Гости засобирались прочь.
Вот так легко и без обид в 535-й комнате завершилось братание на Эльбе.
Прибалт Пунктус, осетин Мурат, парочка из евролиги и горсть русичей устроили такое словесно-историческое кровосмещение в сторону ультрафиолетовой части спектра, что наутро должны были обязательно возникнуть серьезные проблемы с подъемом к первой паре.
«Хорошо, что за мной не увязалась Татьяна, — подумал Артамонов, засыпая. — Была бы полная стыдоба!»
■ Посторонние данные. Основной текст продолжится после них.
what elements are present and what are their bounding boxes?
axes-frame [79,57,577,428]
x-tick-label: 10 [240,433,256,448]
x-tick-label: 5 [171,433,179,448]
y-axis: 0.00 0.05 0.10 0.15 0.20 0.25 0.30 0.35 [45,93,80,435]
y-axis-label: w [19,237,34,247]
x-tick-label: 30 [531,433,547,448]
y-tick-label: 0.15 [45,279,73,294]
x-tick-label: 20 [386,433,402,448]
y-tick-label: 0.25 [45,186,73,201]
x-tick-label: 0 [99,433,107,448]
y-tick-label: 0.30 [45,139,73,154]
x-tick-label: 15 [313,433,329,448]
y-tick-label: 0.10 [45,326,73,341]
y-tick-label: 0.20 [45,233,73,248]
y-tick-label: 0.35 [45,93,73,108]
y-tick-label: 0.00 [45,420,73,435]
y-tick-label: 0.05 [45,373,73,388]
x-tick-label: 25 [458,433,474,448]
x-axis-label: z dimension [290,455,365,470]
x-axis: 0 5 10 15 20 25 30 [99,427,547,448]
Институт располагался в историческом центре города, почти на берегу реки.
Главный корпус представлял собой казарменного вида особняк из жженого кирпича. Опоясанный растительностью, он казался вечно сырым и затравленным. У парадного входа висели две мемориальные доски. На одной был высечен анекдот, будто здание охраняется государством, другая сообщала, как Надежда Константиновна Крупская проездом на воды в Баден-Баден учинила здесь такую сходку работяг с паровозостроительного завода, что это капиталистическое предприятие больше так и не смогло выпустить ни одной серийной машины.
Слева от институтского квартала сутулил стены кинотеатр «Победа», построенный пленными немцами. Справа зияли выщербленные витрины магазина «Наука» с обширным винным отделом.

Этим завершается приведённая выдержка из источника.